The basic process is that the protein mixture is digested into a peptide mixture with or without separation. After the peptide mixture is chromatographed and ionized, the peptide fragment fingerprints are generated by tandem mass spectrometry for peptide identification. Finally, possible proteins were deduced from the identified peptides. This method can obtain a large number of identification results in a short time.
In the calculation step, the existing analytical map methods include a sequence library search, a map library search (most used), de novo sequencing, and a method of de novo sequencing combined with fault tolerance search. Some classic library search software has been widely used, including MASCOT, SEQUEST, X! Tandem and so on.
Taking the shotgun technology route as an example, the basic process of the sequence library search method is as follows:
a. Theoretically cut the candidate protein sequence in the database into peptides, and simulate the fragmentation map of the theoretically cut peptides.
b. The experimental maps were matched and scored based on the similarity of the maps. The highly reliable peptide identification results were obtained by specific peptide quality control methods.
c. Protein was derived based on the correspondence between the peptides and the amino acid sequence of the protein.
Currently, bottom-up strategy is the most mature and widely used to identify proteins, characterize post-translational modifications, and perform relative and absolute quantification. At the same time, however, internal flaws of this strategy limit its potential application.

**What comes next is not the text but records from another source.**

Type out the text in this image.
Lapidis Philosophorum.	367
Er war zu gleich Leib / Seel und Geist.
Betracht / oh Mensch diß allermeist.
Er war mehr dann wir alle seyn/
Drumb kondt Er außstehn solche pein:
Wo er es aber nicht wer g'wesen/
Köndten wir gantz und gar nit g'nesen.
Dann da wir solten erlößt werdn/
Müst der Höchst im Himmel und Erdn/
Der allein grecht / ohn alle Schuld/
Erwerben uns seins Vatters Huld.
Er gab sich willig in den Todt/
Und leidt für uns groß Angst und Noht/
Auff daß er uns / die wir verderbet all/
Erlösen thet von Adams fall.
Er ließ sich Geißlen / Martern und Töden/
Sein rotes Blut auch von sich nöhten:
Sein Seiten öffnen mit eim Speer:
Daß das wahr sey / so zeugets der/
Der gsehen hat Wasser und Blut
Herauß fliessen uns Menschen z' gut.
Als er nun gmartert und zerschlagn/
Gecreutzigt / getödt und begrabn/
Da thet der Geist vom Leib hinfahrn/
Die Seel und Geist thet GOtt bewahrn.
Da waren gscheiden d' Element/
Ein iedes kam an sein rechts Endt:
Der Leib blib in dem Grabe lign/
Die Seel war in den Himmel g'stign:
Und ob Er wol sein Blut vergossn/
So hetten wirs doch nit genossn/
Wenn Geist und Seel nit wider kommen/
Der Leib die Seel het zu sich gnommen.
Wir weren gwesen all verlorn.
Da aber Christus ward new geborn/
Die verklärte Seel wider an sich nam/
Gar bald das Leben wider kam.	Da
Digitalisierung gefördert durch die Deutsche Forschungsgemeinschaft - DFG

Although many protein separation techniques have been developed, most do not have the ability to single out a protein from a complex mixture. A top-down proteomics strategy has been developed to characterize multiple intact proteins in a mixture. In top-down proteomics, intact proteins are first separated from complex biological samples by reversed-phase liquid chromatography, and then ionized directly by electrospray ionization (ESI) or matrix-assisted laser desorption/ionization (MALDI) technology. The generated ions are fragmented by collision induced dissociation (CID), high energy collision induced dissociation (HCD), electron capture dissociation (ECD) or electron transfer dissociation (ETD), and analyzed in tandem mass spectrometry. This method is promising for protein identification, analysis, sequence analysis, and post-translational modification characterization.

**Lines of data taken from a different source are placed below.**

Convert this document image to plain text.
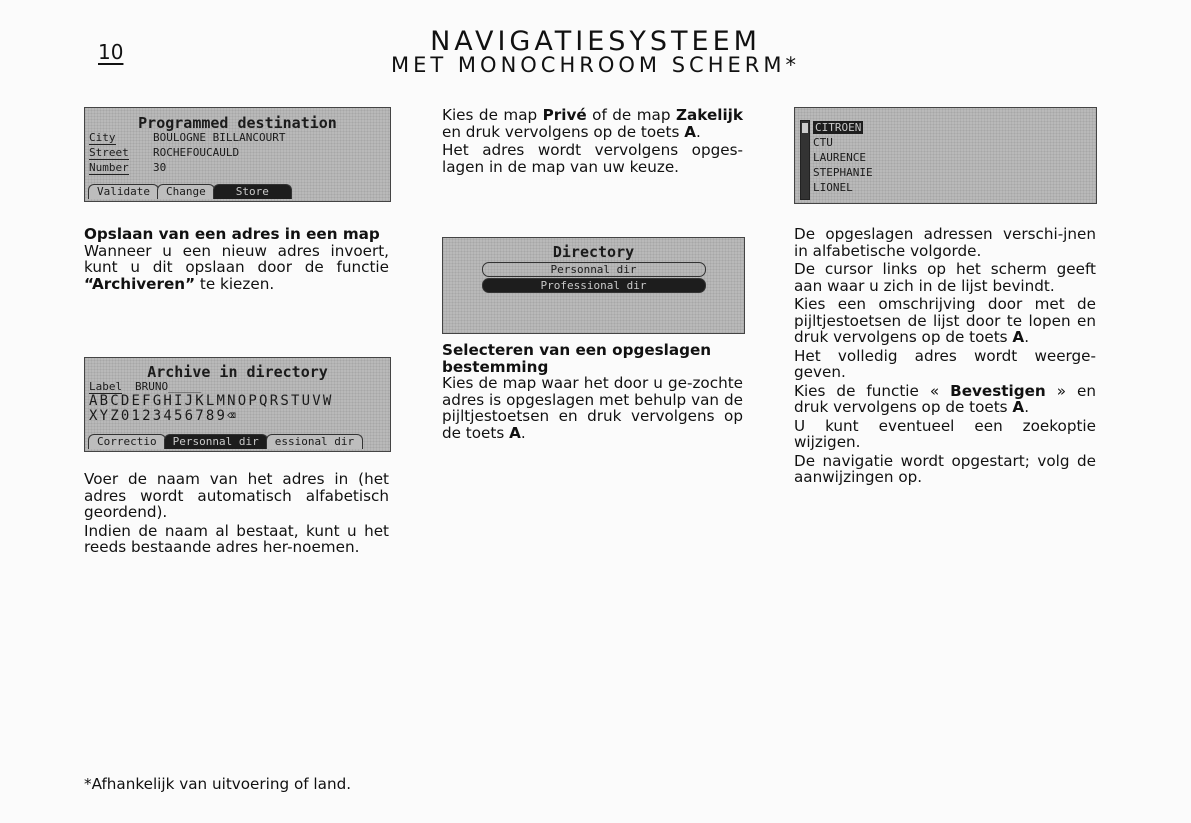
10	NAVIGATIESYSTEEM
MET MONOCHROOM SCHERM*
Programmed destination
City	BOULOGNE BILLANCOURT
Street ROCHEFOUCAULD
Number 30
Validate	Change	Store
Opslaan van een adres in een map

Wanneer u een nieuw adres invoert, kunt u dit opslaan door de functie “Archiveren” te kiezen.

Archive in directory
Label BRUNO_____
ABCDEFGHIJKLMNOPQRSTUVW
XYZ0123456789⌫
Correctio	Personnal dir	essional dir

Voer de naam van het adres in (het adres wordt automatisch alfabetisch geordend).

Indien de naam al bestaat, kunt u het reeds bestaande adres her-noemen.

Kies de map Privé of de map Zakelijk en druk vervolgens op de toets A.

Het adres wordt vervolgens opges-lagen in de map van uw keuze.

Directory
Personnal dir
Professional dir
Selecteren van een opgeslagen bestemming

Kies de map waar het door u ge-zochte adres is opgeslagen met behulp van de pijltjestoetsen en druk vervolgens op de toets A.

CITROEN
CTU
LAURENCE
STEPHANIE
LIONEL

De opgeslagen adressen verschi-jnen in alfabetische volgorde.

De cursor links op het scherm geeft aan waar u zich in de lijst bevindt.

Kies een omschrijving door met de pijltjestoetsen de lijst door te lopen en druk vervolgens op de toets A.

Het volledig adres wordt weerge-geven.

Kies de functie « Bevestigen » en druk vervolgens op de toets A.

U kunt eventueel een zoekoptie wijzigen.

De navigatie wordt opgestart; volg de aanwijzingen op.

*Afhankelijk van uitvoering of land.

Figure 1. Workflow for bottom-up and top-down proteomics (Ashley et al, 2016).
Both the top-down and bottom-up strategies have their advantages and limitations. Considering the complementarity of the information provided by the two strategies, a "middle-down" proteomics strategy is gradually derived, in which large proteins are subject to limited proteolysis by enzymes such as LysC, producing products in the 5–20 kDa range. These peptides are then sequenced using a top-down approach, which has the advantage of high sequence coverage and retention of PTM information. It is important to choose the appropriate protein research strategy according to the equipment and specific analysis requirements.
1. Zhou H, Ning Z, E. Starr A, et al. Advancements in top-down proteomics. Analytical chemistry, 2012, 84(2): 720-734.
2. Fornelli L, Toby T K, Schachner L F, et al. Top-down proteomics: where we are, where we are going? Journal of proteomics, 2018, 175: 3.
3. Zhang Y, Fonslow B R, Shan B, et al. Protein analysis by shotgun/bottom-up proteomics. Chemical reviews, 2013, 113(4): 2343-2394.
4. Di Meo A, Pasic M D, Yousef G M. Proteomics and peptidomics: moving toward precision medicine in urological malignancies. Oncotarget, 2016, 7(32): 52460.